An IMF and International bank was to be established to act as guardians of international flow of money ; in place of the old dog eat dog world where each nation sought to undercut everyone else. The final conference was held at Brettenwoods. Keynes despite his illness dominated the conference; not when it came to the final point which was closer to the American proposal of Patrick White than Keynes of Britain. He wanted a neutral currency rather than dollar to dominate. Keynes had clearly seen the flipside of Pound Sterling dominance in the first world war. He did not want the history to repeat after the second world war with dollar. Once again he was found to be prescient and economist of enormous foresight .

The Challenge to Keynes

Keynesian economics dominated the field from 1940s until the 1960s. In 1971 Richard Nixon said: We are all Keynesians now. The began a slipping away by the 1980s when it was hard to find an American economist under the age of forty who professed to be a Keynesian. In part, it was a failure to find a satisfactory way of reconciling Keynes’s macro view of the economy, with the Marshallian micro view that emphasized centrality of individual markets. From another consideration Keynesianism was weakened by a resurgence in inflation related questions of money where Milton Friedman brought up centrality of controlling money supply as the panacea to control spiraling inflation in the US in the 70s. Robert Lucas, the Nobel laureate developed the hypothesis of ‘rational expectation ‘ to deepen our understanding of economic policy. From yet another quarters came a growing disenchantment with the activist role of government explicit in Keynes.
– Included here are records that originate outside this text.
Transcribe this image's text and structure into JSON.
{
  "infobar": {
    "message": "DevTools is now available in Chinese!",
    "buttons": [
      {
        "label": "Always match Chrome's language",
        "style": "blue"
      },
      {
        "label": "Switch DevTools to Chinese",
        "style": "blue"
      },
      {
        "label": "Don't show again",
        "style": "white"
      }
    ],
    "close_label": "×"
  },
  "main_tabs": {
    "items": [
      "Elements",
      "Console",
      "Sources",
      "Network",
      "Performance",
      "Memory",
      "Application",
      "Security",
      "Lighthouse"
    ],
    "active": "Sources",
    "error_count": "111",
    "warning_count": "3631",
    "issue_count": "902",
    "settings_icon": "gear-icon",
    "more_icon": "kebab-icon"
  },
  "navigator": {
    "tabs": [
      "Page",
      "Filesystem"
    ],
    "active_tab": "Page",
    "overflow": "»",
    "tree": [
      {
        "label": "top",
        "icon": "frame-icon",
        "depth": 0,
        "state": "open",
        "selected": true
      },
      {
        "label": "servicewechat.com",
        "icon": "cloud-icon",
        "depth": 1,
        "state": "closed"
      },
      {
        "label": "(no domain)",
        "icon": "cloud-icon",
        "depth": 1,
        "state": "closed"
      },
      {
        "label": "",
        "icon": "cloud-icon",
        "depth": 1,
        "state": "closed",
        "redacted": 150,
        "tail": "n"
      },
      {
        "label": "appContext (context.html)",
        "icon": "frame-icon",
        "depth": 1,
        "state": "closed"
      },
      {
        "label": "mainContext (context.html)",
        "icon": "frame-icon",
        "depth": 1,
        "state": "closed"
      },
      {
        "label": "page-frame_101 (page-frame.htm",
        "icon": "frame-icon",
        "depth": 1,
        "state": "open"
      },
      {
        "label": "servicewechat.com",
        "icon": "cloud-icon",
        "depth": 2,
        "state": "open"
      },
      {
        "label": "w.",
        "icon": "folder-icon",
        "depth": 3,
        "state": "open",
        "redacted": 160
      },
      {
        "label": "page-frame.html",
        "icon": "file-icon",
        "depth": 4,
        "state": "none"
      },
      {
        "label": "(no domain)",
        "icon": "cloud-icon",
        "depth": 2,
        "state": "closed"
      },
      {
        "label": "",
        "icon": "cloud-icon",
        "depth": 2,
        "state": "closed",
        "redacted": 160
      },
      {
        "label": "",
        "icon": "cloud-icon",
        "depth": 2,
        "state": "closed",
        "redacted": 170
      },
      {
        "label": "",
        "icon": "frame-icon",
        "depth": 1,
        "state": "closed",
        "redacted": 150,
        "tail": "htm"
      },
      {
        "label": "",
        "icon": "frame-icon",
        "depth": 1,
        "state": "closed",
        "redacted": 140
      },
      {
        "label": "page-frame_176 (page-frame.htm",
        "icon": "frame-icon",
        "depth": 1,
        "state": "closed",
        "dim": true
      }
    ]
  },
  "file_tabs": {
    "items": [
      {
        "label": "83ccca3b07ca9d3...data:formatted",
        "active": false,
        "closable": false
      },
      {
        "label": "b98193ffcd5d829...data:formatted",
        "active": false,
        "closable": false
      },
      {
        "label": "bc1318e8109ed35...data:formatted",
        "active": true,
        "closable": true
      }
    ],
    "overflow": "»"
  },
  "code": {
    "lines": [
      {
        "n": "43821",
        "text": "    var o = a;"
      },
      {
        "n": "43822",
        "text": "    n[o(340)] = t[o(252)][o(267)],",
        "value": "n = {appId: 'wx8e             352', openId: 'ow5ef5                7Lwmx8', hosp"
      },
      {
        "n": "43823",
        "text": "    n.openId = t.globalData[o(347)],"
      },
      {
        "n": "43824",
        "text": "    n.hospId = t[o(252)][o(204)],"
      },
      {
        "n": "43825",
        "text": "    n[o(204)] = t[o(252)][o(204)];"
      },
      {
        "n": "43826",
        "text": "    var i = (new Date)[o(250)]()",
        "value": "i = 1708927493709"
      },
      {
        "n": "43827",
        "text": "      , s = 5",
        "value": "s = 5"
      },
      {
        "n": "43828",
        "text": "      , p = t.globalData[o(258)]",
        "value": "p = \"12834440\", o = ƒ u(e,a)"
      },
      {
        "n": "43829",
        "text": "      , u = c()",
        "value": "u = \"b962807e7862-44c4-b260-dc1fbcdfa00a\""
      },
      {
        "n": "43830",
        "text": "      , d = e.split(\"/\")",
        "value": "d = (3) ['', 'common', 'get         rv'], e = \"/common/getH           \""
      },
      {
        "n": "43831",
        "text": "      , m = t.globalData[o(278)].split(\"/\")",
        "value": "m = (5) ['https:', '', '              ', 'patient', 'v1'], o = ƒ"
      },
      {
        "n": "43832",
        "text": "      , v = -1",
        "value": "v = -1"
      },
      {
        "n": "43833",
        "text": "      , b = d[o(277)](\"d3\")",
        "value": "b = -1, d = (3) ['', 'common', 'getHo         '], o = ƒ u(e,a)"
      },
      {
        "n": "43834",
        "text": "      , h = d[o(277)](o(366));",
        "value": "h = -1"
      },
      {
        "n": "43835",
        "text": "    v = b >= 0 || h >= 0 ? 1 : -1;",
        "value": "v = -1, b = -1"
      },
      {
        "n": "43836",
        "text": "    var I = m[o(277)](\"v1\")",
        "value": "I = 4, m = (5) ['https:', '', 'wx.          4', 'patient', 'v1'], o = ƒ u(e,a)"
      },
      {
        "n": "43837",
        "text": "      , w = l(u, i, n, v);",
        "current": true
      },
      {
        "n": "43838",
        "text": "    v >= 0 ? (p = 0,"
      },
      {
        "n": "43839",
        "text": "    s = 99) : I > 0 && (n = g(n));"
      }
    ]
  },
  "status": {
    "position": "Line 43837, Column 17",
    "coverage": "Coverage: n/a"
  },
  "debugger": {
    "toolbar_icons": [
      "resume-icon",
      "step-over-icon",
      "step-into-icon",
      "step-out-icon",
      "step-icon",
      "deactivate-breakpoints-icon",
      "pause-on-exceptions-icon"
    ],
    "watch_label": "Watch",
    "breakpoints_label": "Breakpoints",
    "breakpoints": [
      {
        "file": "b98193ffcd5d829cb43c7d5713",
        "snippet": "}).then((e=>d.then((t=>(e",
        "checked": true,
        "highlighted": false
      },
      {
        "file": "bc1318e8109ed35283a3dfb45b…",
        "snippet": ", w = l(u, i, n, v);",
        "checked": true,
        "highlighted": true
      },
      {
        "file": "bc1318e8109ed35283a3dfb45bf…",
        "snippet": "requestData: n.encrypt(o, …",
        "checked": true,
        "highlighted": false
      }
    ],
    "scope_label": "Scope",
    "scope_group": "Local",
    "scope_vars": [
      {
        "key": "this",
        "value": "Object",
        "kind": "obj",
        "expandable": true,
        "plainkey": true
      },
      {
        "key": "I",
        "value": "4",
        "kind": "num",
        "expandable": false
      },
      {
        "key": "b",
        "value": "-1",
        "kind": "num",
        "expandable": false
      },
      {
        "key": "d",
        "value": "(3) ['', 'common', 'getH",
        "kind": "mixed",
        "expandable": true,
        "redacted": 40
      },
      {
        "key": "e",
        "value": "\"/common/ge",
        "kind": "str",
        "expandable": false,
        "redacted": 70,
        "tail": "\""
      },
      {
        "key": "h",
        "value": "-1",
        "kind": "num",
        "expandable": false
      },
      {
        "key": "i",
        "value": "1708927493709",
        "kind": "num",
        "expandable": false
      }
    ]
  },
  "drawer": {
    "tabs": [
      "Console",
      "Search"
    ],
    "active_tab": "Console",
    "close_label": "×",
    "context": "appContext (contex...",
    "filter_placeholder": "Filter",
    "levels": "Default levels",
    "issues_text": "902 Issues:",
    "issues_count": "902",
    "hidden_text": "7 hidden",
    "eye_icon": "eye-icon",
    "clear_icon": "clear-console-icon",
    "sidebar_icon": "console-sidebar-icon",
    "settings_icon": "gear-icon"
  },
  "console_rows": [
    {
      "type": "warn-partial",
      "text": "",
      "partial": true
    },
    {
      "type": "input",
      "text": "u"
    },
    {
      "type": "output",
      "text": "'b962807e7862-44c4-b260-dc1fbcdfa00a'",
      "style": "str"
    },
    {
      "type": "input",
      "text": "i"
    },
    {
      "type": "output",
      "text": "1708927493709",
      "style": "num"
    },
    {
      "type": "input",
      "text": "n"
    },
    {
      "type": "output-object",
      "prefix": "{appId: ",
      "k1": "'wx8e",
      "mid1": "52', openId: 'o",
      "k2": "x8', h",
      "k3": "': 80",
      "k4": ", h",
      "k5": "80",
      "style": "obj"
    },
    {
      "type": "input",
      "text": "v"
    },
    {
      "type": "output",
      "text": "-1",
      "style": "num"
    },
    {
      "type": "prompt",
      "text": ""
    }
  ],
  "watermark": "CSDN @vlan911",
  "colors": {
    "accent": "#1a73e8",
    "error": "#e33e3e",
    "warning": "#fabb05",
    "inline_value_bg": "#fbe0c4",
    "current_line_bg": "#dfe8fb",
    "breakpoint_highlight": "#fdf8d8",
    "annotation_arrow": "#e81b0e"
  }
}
Yet Keynesianism never withered There arose in Scandinavia, Germany and the Netherlands and France a pragmatic fusion of macro and micro. It’s a vision which conceives capitalism as the only workable system at hand, but one that could not function satisfactorily without a strong government presence aware of both the needs to compete in an ever more globalized world and of the necessity to provide generous programs of both welfare and education of those who were casualties of that process. The global financial crisis of 2007-08 clearly demonstrated that in a world of greed and unscrupulous speculators, “it led to the bankers’ wellbeing, with the rest of the society bearing the cost “, as Joseph Stiglitz wrote in his book The Price of Inequality”. Both Smith and Keynes overlooked the pernicious side to market forces and the importance to regulate the market.

The Resurgence of the Master

However, the pandemic years (2019-2021) brought a resurgence in the interest in Keynesian precept of fiscal stimulus to combat economic depression. All national leaders like Nixon in 1971 almost swore, ’They were Keynesians’ ,  resorting to fiscal stimulus of varying degrees, even at the risk of triggering inflation, to revive investment, demand and employment. Even a right wing government like BJP in India increased allocation under the MNREGA program to provide employment to displaced migrant government. Keynes was prescient that the government can not wait interminably for an equilibrium of savings and investment to happen. The history of 1930s repeated in 2019-20 . A government wedded to welfare and not abdicating planning came handy. Despite such stellar contribution to the public policy space, Keynes never addressed the issue of distributive justice and the need to expand opportunities for the underprivileged and poorly employed adequately. It is to the credit of Thomas Piketty who is fervently arguing for wealth redistribution through appropriate fiscal measure to stem the menace of rising inequality. India’s right wing zealots sadly do not bite this bullet of distributive justice.